Structure-Function of Synthetic Membrane-Sealant Copolymers for Dystrophic Muscle

Abstract

Muscle membrane vulnerability is a hallmark of Duchenne Muscular Dystrophy (DMD), an X-linked neuromuscular disease that results in progressive skeletal muscle weakness and significant cardiomyopathy. We propose the use of membrane-sealant copolymers as an innovative and unique potential therapeutic for DMD. The tri-block copolymer family comprises molecules made of a hydrophobic polypropylene oxide (PPO) core flanked bilaterally by linear chains of hydrophilic polyethylene oxide (PEO) chemical moieties. Block copolymers exist at various molecular weights and PPO/PEO ratios and it is currently not known what structural properties confer membrane sealing capacity to copolymers of this family. We and other groups have shown that one such sealant, poloxamer P188, protects dystrophic hearts in vitro and in vivo in both small and large animal models of DMD but its apparent efficacy is significantly reduced in skeletal muscle in vivo.

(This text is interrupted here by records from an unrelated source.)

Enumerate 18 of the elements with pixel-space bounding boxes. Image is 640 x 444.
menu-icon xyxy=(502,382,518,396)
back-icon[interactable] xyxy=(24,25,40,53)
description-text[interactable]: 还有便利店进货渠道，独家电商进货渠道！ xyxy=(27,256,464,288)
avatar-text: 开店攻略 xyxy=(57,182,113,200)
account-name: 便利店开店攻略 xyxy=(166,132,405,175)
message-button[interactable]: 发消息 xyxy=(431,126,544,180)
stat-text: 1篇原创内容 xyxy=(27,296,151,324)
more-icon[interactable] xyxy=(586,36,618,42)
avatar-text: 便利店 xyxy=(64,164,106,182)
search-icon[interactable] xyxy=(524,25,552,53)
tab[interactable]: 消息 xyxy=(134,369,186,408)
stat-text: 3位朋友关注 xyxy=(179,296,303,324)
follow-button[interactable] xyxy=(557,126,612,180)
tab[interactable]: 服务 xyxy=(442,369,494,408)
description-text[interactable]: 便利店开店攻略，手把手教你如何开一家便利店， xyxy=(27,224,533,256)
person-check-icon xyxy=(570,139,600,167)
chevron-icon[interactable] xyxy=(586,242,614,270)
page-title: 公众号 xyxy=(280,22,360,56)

This underscores the importance of discovering more potent membrane sealants to treat all striated muscles in DMD. We have initiated a collaborative structure-function approach by implementing and refining an in vitro membrane injuring osmotic and shear stress assay to analyze the membrane sealing functions of these tri-block copolymer family members on dystrophic skeletal muscle to systematically determine the effects of PPO/PEO ratio and molecular weight on membrane protection. We will present progress on copolymer structure-function understanding and discuss how these new data will shed light into the structural requisite for more efficacious and potent membrane sealants.